ときどりの鳴く 喫茶店

時や地を巡っての感想を、ひねもす庄次郎は考えつぶやく。歴史や車が好きで、古跡を尋ね、うつつを抜かす。茶店の店主は庄次郎。

「・・・奈緒」と・小平物語

2018-05-28 19:17:20 | ひとりごと

「・・・奈緒」と・小平物語


小平奈緒は、旬な話題の人・・「オリンピックのゴールドメダリスト・スピードスケート選手」。
何故あんなに強いのか!・なぜあんなにストイックなのか!なぜ氷上の詩人と呼ばれているのか?などなど・・・は、興味はあるのだが、僕の関心の範疇から外して他に任せておこうと思っている。
しかし、とりわけて気になている「文武両道」の意識、、それも選択肢の一義の優先の強烈さを、何故かと問わずにはいられない。もちろん「文武」の武は旧来の武道の「武」ではなく、今日的な「スポーツ」という意味に置き換えて考えているのだが・・あるいは旧来の武道の魂を、脈々と受け継いでいたのかもしれぬ・・という旧家の伝統があったかも知れぬという・・まさかの話である。


「小平物語」という古書がある。
この本は、信玄が甲斐の国を膨張し、信野の諏訪や伊那に攻め入った初期の頃の、信濃の豪族・小平氏の戦記物語である。信玄の戦争の真実は、甲陽軍鑑などの筋が信濃側の反証があってこそ担保されるもので、「小平物語」はその第一義であるという。

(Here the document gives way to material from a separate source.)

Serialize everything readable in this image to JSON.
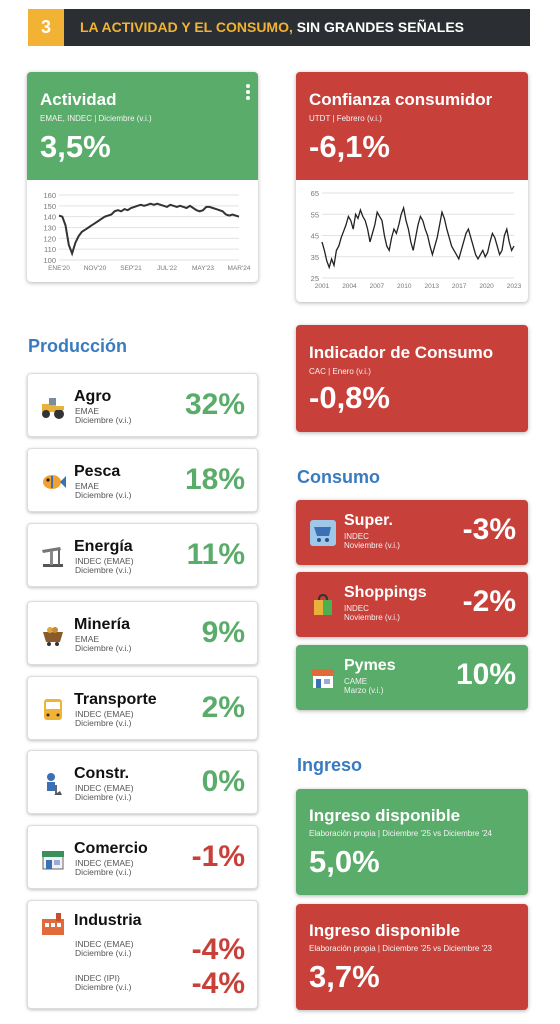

「小平物語」には、一族の起源と経緯・戦記が描かれている。

---- そもそも、我らが先祖は当国 (信濃国)佐久郡の住人 望月城主 左衛門尉信永 と申すなり。同国 平賀四郎義信 末孫なり。
祖父は信永三男 源三郎信正。道三、是なり。末流の小平を相続す。
それ以前より数代、諏訪に居住す。-----


◇:信濃・甲斐源氏の平賀氏は、信濃佐久地方の有力な豪族であった。佐久地方は、平安期に有力な「牧」(=官製牧場)をいくつも抱えていた。平賀氏は、その有力な「牧」の牧監を足掛かりに、佐久に勢力を築いていたらしい。この平賀氏の武力の証としては、頼朝葬儀の時、「源氏門葉として御家人筆頭の座」にあったことが吾妻鑑に記されており、また北条時政に潰されたが、頼朝後の幕府の政権の座に名乗りを上げたことも、状況証拠として当時を詳らかにしそうである。少なくとも頼朝挙兵から承久の乱までの間は、武田・小笠原はもとより関東武家の筆頭の力を誇示していたのではないかと、・・資料は示している。
◇:平賀氏の没落の切っ掛けは、「頼朝の後釜を狙ったこと」とその後の「承久の乱」のとき、京都・朝廷側に与力して、結局負けたことが原因となった。承久の乱の後、小笠原が、その戦功褒賞で平賀を追い出して、小笠原長清の子息・伴野氏と大井氏を佐久に入れて、平賀氏の勢力を削いでいったとみてよい。
◇:小平氏は、・・「望月城主 左衛門尉信永 」であることが「小平物語」に記されている。そして、小平信永の祖父が、平賀信正であるという。ちなみに、佐久・望月は全国最優秀の牧場であったことが古書の各書から明かされている。

◇:望月を追われて落ちた先は・諏訪地方とあるが・「小平物語」の中に、南大塩:山浦とある。ここは、現在茅野市の地籍で、諏訪中央病院近くの山寄の場所で豊平とも言い、小平姓が集積しているところをみると一族であろうと推測するが、証があるわけでもなく、違うのかもしれないが、ここは深く調べることはしない。この小平一族の一部が、伊那・箕輪の小河内にも移り住み、そもそもののこの「小平物語」を記した。

「・・・奈緒」の出身地は、どうやら茅野市南大塩らしい。そして選んだ高校は伊那にあるという。
選んだ高校も、選んだ大学も、スポーツが盛んだということもなく、スケート部すらないという、スケート選手にとって最悪の環境のところで、敢て最悪を選んだのではなくて、「文武」の文を優先した意識がどこから来たものか、多少興味をそそられて、・・・あるいは出自の環境が影響あるのかもと思って調べてみたが・・あえてこれ以上の深堀は差し控える。